Slachtoffer had invloed en overwicht op verdachte
Het tweede bewijsmiddel dat de officier hanteerde, is de verklaring van het slachtoffer. Het slachtoffer was op 2 mei, 15½ jaar oud. Nog 6 maanden en zij zou 16 jaar worden, benadrukte de advocaat. Uit de app-berichten blijkt dat zij de verdachte op een wijze spreekt dat zij invloed en overwicht heeft op de verdachte. Een van die berichten is “ga die kaolo ring halen”. “Ga die mpp ring halen want politie gaat je vragen.”
Politie mag geen conclusie trekken in een onderzoek
De officier hanteert ook als bewijs het proces-verbaal van 22 mei van agent van politie C. en verwijst naar de conclusie. De officier concludeert hieruit dat de betrokkenen een liefdes- en seksuele relatie met elkaar onderhielden en dat deze liefdesrelatie blijkt uit de zichtbaar gemaakte foto’s in de afzonderlijke telefoons en vordert de officier de verbeurdverklaring van de telefoons. De verdediging stelt dat er geen verbeurdverklaring van de mobiele telefoon gevorderd kan worden, omdat immers geen enkel strafbaar feit met het toestel is gepleegd. Hetgeen ten laste is gelegd, blijkt niet uit de mobiele telefoon en is de gevorderde verbeurdverklaring aldus onrechtmatig. Volgens de advocaat mag een politieman geen conclusies trekken. Een politieman moet een onderzoek doen, zonder enige conclusie te trekken. En deze politieman heeft zelfs een onjuiste conclusie getrokken. Hij komt ook nog verkondigen dat de betrokkenen geslachtsgemeenschap met elkaar hebben gehad. Dit is volgens de advocaat onzin. Het slachtoffer en verdachte zeggen dat zij nooit geslachtsgemeenschap met elkaar hebben gehad.

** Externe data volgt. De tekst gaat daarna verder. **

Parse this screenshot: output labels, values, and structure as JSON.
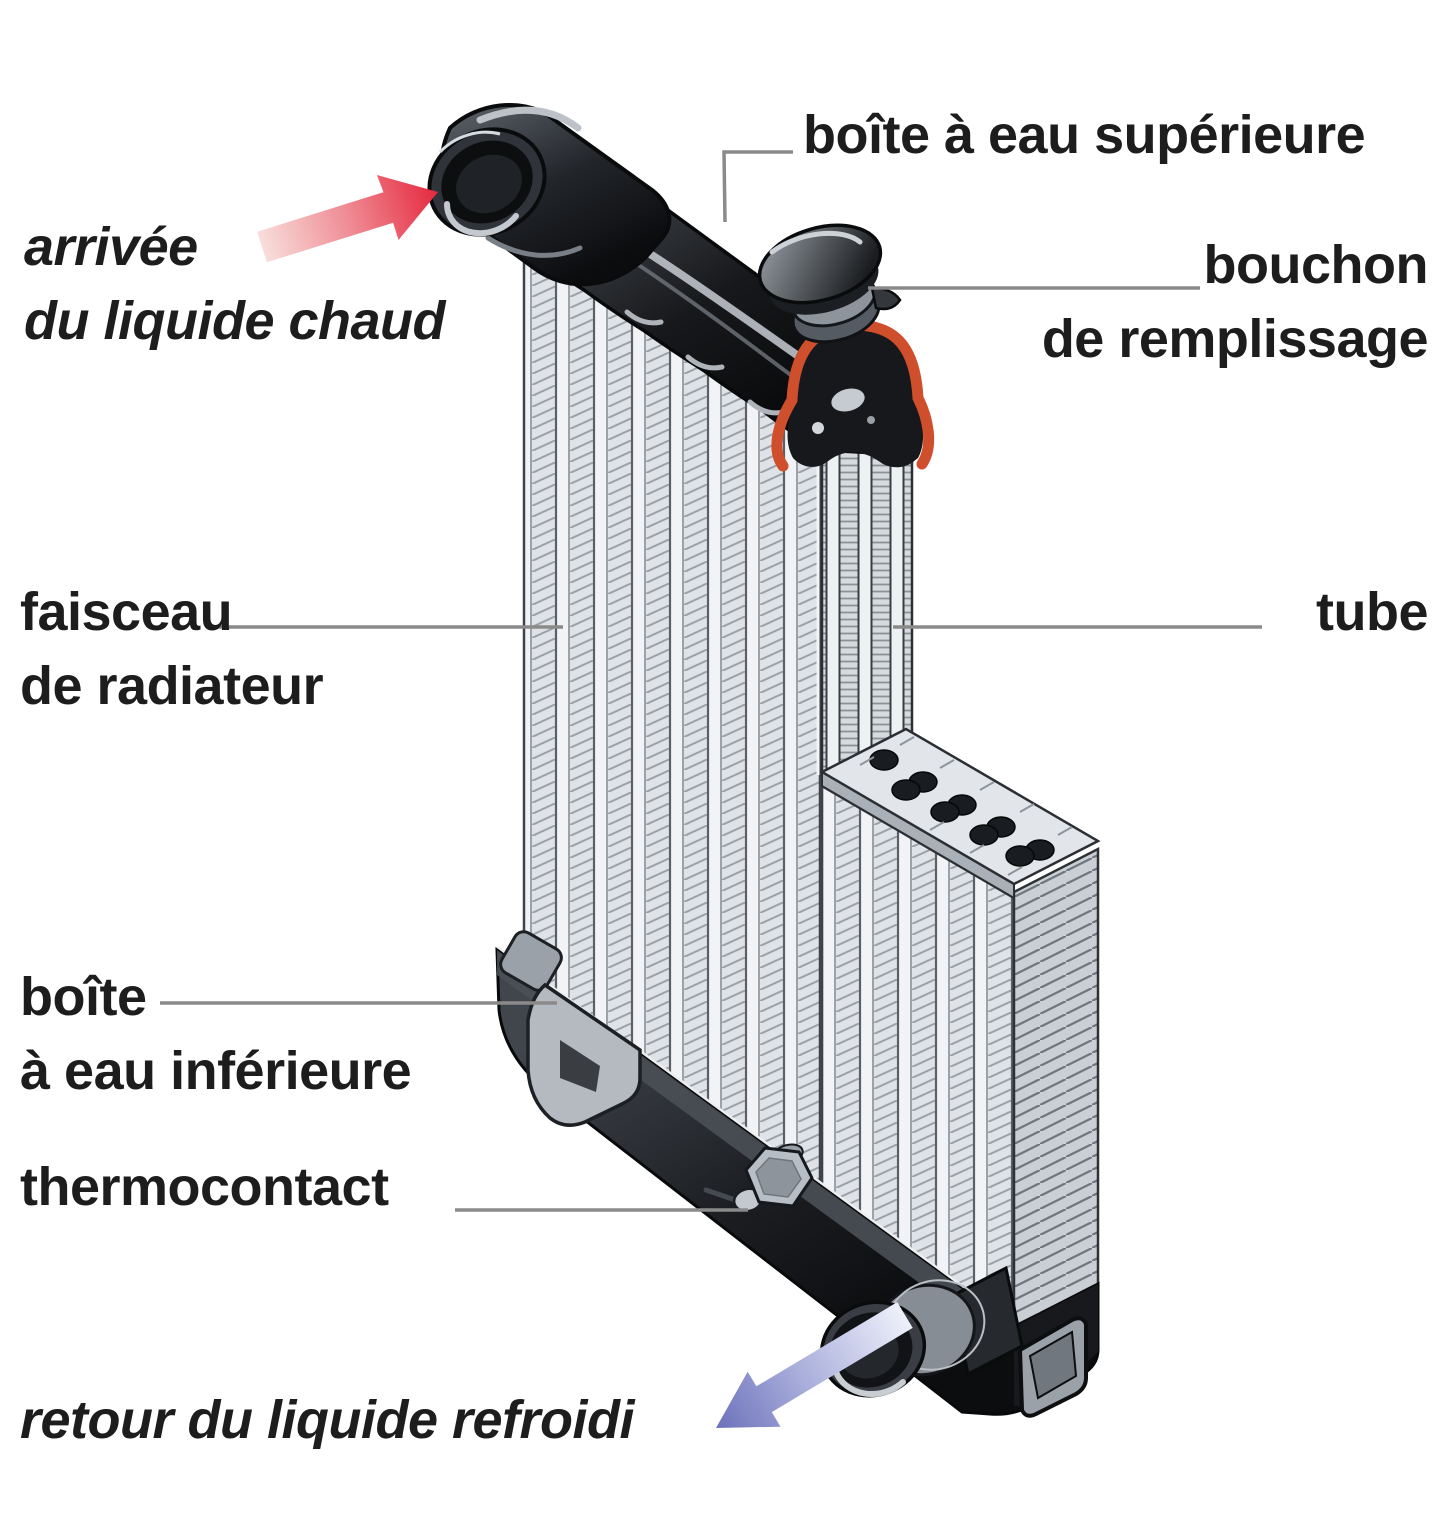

Telefoon slachtoffer had 129 pornografische foto’s
Uit het onderzoek blijkt dat in het toestel van het slachtoffer 129 pornografische getinte foto’s zijn aangetroffen en 29 pornografische foto’s en 4 intieme c.q. schaars geklede foto’s. Op geen van deze foto’s is de verdachte, benadrukte de advocaat. ‘De schaars geklede foto’s zijn van het slachtoffer zelf. Wat kunnen wij hieruit concluderen: niets anders, dan dat wij een jongedame van haast 16 jaar hebben, die met seks en pornografie bezig is. Niets verkeerd aan, maar toont wel aan dat we niet spreken hier over iemand die niets van wanten weet.’

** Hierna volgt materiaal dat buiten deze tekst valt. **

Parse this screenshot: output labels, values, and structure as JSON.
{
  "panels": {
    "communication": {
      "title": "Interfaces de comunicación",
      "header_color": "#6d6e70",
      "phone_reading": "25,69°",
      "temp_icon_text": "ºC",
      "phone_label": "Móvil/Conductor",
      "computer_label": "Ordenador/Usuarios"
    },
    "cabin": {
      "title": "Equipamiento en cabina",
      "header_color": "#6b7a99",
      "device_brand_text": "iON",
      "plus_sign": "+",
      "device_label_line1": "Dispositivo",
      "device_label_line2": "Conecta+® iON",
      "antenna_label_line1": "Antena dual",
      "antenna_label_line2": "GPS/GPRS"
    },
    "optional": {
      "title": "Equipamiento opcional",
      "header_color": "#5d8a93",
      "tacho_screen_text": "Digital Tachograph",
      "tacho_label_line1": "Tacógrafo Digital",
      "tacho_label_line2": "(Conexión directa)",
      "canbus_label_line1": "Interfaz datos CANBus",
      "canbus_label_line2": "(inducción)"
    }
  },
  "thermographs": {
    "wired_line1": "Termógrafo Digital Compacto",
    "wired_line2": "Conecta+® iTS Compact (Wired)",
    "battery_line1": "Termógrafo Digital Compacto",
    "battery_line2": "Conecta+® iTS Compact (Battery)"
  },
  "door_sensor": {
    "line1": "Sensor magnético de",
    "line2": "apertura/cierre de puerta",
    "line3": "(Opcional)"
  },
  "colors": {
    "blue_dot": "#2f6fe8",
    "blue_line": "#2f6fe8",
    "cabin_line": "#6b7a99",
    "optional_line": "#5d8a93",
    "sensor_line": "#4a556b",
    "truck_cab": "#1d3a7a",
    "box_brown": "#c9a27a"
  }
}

Sprake van telefonische vrijage, geen ontucht
‘De advocaat betoogde dat het enige wat uit deze sms-berichten kan worden gehaald, is een vrijage, een flirt via de telefoon. De verdachte staat niet terecht voor het flirten aan de telefoon via de sms-berichten. Dat het niet ethisch is in de verhouding leerkracht en leerling is een ander punt van discussie, die hier niet op zijn plaats is in de rechtszaal. Hier moet nagegaan worden of hetgeen de verdachte ten laste is gelegd, bewezen is met wettige bewijsmiddelen, uit verschillende bronnen.’

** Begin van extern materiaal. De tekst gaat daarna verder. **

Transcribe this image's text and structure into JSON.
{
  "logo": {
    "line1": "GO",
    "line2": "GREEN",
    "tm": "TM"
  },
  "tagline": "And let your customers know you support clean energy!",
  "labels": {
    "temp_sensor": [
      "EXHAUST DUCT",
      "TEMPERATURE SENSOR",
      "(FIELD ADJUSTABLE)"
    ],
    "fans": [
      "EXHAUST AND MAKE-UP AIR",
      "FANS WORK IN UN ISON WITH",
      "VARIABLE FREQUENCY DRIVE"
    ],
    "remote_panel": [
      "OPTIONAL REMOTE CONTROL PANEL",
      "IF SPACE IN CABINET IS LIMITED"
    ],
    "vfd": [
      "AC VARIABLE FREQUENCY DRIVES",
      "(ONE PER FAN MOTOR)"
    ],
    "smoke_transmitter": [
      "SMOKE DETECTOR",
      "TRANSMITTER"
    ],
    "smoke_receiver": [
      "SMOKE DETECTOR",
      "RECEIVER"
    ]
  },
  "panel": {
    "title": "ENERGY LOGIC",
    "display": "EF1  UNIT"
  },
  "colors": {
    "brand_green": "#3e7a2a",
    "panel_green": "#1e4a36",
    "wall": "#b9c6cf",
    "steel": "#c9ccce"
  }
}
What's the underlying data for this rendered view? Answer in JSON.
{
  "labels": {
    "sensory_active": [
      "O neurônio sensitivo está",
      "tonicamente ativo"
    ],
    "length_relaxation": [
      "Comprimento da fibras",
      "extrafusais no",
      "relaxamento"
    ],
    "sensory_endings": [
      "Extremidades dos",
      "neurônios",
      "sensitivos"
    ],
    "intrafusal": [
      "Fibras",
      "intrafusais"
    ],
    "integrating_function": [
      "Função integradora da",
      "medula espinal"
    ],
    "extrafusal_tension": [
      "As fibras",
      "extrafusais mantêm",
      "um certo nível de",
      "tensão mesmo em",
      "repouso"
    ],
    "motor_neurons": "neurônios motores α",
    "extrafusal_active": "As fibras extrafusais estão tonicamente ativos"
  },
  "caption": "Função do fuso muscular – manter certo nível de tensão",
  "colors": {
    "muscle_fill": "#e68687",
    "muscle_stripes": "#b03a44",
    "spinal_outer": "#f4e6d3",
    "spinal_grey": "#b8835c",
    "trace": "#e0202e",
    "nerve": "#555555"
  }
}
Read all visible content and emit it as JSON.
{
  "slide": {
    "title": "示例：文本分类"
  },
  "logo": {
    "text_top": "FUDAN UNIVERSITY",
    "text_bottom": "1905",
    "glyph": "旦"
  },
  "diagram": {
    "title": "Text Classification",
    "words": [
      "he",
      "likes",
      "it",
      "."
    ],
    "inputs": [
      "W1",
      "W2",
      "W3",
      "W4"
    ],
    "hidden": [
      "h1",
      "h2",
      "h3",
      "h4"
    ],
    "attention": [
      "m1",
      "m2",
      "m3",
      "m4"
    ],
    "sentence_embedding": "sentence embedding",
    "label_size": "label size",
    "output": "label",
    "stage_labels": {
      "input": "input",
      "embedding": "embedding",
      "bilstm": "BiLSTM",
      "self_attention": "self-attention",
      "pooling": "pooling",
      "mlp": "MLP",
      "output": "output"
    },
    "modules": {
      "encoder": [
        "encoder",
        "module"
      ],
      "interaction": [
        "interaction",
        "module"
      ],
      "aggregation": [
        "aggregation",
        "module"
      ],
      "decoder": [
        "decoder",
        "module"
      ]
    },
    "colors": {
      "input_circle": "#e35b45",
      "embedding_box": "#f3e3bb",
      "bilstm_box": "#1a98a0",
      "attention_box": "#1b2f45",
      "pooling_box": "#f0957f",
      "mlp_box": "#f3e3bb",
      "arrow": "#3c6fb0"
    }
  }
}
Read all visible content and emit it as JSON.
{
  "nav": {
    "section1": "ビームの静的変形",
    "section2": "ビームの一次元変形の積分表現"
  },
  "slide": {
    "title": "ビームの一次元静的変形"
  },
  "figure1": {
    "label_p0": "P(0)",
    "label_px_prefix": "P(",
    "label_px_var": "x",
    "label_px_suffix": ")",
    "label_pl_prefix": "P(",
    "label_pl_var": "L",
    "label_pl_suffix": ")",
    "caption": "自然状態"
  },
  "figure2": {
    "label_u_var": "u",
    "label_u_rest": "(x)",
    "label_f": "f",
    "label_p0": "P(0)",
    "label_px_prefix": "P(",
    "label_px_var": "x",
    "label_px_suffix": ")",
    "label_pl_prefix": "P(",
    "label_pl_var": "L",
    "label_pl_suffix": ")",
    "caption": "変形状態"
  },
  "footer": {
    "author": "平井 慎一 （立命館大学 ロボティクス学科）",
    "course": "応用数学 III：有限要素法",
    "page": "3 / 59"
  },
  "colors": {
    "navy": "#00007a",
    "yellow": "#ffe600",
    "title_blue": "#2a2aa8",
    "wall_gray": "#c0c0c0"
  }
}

Onderwijzeres ontkent ontucht ten stelligste
Bovendien ontkent de verdachte het feit. Zij verklaarde inderdaad dat zij die sms-berichten niet had moeten zenden, dat was niet correct, maar zij verklaart verder dat zij geen ontucht heeft gepleegd met het slachtoffer. Volgens de verdachte heeft vanaf het prille begin de moeder en het slachtoffer een andere wending gegeven aan de situatie en dat hetgeen haar ten laste is gelegd niet de waarheid is. De advocaat merkte op dat er sprake is van één tegen één verklaring. Verder is de verdediging het niet eens met hetgeen de officier stelt, namelijk dat er voldaan is aan de regel van het bewijsminimum.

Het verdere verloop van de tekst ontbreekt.